The film links three thematically related stories in which some of the characters intersect briefly. In one, a busy workaholic lawyer named Rich (Jason Bateman, excellent in a rare serious role) is estranged from his loner teenage son Ben (Jonah Bobo); his wife (Hope Davis) at least tries to talk to the boy, but Ben, like many teenagers, is hardly forthcoming. He’s more interested in his music and being online, where he thinks he has met a like-minded girl who praises his compositions. (He hasn’t; two of the kids from his school are pranking him, with disastrous results.)
In another story, Cindy and Derek (Paula Patton and Alexander Skarsgard) find themselves adrift in the wake of their infant’s death. A former Marine stuck in a dull civilian job, he shuts down emotionally; she finds solace in an online chatroom sharing her thoughts — and maybe too much personal information — with a sympathetic man who tells her he has lost his wife. The final story involves Nina, an ambitious TV reporter (Andrea Riseborough) who uncovers an online teenage sex ring and persuades Kyle (Max Thieriot), one of the young men who works there, to discuss the set-up on camera. I’ll protect your identity, she assures him, but the truth is that though she’s drawn to him, she’s too busy wondering how the broadcast might improve her career to really understand the nature of what she’s offering.
Disconnect was directed by Henry Alex Rubin, who made the documentary Murderball, about a group of paraplegics who play a brutal brand of rugby. The beauty of the film is that each story is compelling in its own way, and yet all three effectively drive home the film’s point about the dangers of isolation and alienation. Even when they’re behaving abominably, these distracted characters evoke empathy, and when they manage to reach out to each other, the scenes are delicate and downright breathtaking. In one painful and moving scene, one of Ben’s tormenters, played by Colin Ford, finds himself confessing truths under his assumed female persona about his problematic relationship with his father (Frank Grillo), a hard-case, widowed detective who orders his son around and never shows him any affection. We need human connection, and we will find it, even in the worst or most unlikely of circumstances.

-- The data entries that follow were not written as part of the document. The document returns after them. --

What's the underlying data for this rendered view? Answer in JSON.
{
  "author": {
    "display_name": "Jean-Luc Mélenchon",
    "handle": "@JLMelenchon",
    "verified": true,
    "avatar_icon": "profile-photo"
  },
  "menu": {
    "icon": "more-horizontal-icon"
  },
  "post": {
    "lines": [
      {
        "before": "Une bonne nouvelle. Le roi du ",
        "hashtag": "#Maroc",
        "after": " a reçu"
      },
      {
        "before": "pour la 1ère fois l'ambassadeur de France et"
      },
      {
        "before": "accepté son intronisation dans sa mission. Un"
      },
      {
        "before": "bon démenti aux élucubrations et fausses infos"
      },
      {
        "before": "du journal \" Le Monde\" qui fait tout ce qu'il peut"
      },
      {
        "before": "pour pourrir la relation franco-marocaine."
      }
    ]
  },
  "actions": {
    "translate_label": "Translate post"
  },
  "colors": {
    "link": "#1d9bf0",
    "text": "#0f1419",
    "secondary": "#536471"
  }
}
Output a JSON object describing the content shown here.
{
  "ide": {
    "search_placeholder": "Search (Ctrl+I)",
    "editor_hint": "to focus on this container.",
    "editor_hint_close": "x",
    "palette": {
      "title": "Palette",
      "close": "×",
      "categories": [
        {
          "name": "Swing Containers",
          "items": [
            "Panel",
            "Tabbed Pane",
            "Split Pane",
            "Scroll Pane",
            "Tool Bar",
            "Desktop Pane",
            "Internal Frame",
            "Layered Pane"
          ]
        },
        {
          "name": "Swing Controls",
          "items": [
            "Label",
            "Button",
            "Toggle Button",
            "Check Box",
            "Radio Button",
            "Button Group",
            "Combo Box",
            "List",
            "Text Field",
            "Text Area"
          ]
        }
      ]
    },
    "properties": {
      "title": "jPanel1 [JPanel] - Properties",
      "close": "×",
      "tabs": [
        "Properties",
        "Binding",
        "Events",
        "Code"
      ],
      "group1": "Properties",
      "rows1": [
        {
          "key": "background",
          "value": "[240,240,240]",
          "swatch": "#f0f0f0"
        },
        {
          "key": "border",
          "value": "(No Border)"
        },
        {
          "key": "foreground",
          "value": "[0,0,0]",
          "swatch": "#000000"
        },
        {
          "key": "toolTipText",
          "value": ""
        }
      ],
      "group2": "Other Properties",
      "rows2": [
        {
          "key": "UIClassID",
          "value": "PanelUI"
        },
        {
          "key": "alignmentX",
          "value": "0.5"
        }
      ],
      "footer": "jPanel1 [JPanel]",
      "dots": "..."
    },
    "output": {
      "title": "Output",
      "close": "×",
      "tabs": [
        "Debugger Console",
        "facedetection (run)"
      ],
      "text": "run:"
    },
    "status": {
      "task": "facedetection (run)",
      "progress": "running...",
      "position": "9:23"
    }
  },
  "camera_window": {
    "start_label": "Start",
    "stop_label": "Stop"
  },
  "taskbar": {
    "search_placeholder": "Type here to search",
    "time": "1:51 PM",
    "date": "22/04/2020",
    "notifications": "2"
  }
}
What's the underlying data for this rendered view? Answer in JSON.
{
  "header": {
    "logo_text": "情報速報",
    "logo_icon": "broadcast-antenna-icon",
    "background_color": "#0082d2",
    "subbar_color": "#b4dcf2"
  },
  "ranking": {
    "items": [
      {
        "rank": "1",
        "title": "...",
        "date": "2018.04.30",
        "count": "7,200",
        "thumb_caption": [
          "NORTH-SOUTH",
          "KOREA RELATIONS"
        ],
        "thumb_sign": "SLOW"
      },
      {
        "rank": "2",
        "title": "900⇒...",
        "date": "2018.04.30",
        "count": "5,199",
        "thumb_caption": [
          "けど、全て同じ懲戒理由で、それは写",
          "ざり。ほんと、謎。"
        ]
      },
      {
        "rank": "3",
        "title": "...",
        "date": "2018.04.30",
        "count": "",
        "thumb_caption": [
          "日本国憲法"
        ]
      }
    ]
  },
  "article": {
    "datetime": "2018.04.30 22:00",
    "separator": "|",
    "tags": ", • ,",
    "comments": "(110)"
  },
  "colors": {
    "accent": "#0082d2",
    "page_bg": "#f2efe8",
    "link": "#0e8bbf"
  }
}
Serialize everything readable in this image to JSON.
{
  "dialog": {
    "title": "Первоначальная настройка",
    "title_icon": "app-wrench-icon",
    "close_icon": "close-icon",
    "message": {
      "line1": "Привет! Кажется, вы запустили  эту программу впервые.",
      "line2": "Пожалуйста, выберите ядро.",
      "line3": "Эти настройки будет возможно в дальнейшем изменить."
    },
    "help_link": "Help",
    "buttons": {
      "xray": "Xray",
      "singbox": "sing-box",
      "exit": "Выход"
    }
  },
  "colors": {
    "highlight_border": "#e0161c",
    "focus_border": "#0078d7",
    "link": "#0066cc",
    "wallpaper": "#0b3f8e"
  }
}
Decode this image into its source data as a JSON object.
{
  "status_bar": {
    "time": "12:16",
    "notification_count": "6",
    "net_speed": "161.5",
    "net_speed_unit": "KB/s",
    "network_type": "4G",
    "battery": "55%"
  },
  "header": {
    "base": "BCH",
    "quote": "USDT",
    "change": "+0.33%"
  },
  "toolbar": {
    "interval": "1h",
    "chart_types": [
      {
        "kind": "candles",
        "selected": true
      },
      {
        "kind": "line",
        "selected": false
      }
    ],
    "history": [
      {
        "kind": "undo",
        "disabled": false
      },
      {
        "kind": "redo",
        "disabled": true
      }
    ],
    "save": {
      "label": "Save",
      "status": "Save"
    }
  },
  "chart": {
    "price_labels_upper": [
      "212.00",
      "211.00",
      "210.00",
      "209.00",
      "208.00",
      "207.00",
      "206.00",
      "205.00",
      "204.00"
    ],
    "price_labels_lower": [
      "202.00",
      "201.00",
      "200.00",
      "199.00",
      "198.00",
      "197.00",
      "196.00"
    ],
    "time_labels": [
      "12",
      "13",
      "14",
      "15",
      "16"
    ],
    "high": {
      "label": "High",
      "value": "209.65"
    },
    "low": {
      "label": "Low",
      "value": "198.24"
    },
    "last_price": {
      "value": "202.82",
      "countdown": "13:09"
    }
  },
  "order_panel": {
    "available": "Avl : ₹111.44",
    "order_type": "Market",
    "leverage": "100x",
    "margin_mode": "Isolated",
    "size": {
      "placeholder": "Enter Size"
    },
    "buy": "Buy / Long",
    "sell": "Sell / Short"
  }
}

The film builds to a three-pronged tumultuous climax, shot in slow motion that could have been overwrought but somehow isn’t. And though the script by Andrew Stern doesn’t provide happy endings for all, he leaves us with the hope that at least some of these sad and lonely people might turn to each other with compassion.
Cast: Jason Bateman, Paula Patton, Alexander Skarsgard, Hope Davis, Andrea Riseborough, Max Thieriot, Michael Nyqvist, Colin Ford, Jonah Bobo.
Director: Henry Alex Rubin.
Screenwriter: Andrew Stern.
Producers: William Horberg, Mickey Liddell, Jennifer Hilton.
An LD Entertainment release. Running time: 115 minutes. Sexual content, some graphic nudity, language, violence, drug use. Opens Friday April 19 in Miami-Dade: South Beach; in Broward: Gateway.